□泉 幸甫:材料の現代における活かし方、もののより良い存在のさせ方など、ものをつくる原点から考える。設計者はモノづくり的でなければならない。木のこと、和紙のこと、鉄のこと、建具のことだとか、いろいろな素材の知識を増やし、わかるようになると設計の中に取り込み、全体を構成することができるようになる。研究した素材を建築に取り入れることを基本とした思考法が確信へ変わる。職人が塗ったものは、真っ平でなくても、真っ平に塗ろうとする姿勢があると、美しく見える。人間の丁寧にものをつくっていこうとする心を感じ取ることは生活を豊かにするかけがえのないものかと。今風のつくり方に流されている。新しい美意識をつくっていく必要がある。コンピューターと連動させていく生産システムも考えないといけない。優秀な左官は、自分がこうやりたいという美意識をもとにして仕事をしている。また、それを実現する手段も非常に自由なスタンスをとっている。藁苆・砂・粘土(+水)の三つ巴の関係をうまくあんばい加減を考えてつくるのが「左官」だとわかる。左官はなんにでも塗れるし、ガラスにだって塗れる。
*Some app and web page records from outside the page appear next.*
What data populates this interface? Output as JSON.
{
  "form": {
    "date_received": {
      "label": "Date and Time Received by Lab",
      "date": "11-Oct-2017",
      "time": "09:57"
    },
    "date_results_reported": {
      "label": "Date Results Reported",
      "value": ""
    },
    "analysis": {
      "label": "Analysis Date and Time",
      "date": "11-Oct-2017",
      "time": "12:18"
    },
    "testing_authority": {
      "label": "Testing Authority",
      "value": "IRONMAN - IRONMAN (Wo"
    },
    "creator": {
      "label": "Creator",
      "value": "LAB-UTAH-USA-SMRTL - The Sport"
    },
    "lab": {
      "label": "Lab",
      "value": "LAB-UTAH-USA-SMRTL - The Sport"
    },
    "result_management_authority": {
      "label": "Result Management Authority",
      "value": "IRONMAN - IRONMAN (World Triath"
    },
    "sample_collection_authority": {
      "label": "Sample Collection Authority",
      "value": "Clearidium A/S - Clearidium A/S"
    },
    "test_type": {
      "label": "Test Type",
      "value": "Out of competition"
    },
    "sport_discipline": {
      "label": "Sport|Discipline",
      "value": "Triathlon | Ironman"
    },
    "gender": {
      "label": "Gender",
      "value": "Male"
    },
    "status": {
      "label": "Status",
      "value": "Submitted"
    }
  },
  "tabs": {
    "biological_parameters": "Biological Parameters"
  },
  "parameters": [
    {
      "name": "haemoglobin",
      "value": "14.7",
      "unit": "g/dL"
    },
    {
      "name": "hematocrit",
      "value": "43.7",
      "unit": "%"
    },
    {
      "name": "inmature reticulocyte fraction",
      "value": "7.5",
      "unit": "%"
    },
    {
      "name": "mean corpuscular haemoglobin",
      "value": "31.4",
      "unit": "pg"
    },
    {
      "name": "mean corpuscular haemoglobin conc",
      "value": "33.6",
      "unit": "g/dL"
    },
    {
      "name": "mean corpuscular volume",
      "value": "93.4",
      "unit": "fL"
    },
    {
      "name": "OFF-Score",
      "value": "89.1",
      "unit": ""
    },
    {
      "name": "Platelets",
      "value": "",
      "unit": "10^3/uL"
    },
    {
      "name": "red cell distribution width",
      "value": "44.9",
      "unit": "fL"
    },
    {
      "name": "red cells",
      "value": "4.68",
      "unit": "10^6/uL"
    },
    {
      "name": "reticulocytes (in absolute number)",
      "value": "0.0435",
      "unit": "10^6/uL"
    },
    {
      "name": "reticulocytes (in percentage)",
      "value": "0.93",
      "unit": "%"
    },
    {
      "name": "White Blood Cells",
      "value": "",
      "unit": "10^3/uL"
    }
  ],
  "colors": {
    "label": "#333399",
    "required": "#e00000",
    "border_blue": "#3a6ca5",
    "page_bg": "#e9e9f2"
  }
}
榎本新吉:「俺はプロじゃねえよ、職人だよ、職人は失敗したっていいんだよ。失敗したらやり直せばいいじゃねえか。職人は可能性なんだよ。限界なんかねえんだよ。だから俺は名人じゃない。迷人なんだよ。いつも迷ってるっていうんだよ。プロなんかなったらだめだよ、職人になれよ」
以前は、障子の組子は紙の寸法はら決まっていたが、今は大判の紙で自由にデザインできる。「障子っていうのは向こうの世界を感じ取れるようなものじゃなきゃいけない、そこはかとなく、向こうの世界が感じられなきゃ駄目だ」「やたらと組子のデザインが入ってくると外が感じられなくなる。それは障子じゃない」
現実を批判的に見直したいという気持ちが通奏低温のように流れている。新しいスタイルを切り開き、今まで通りではない自分らしい設計事務所とか活動をして、建築を楽しむ。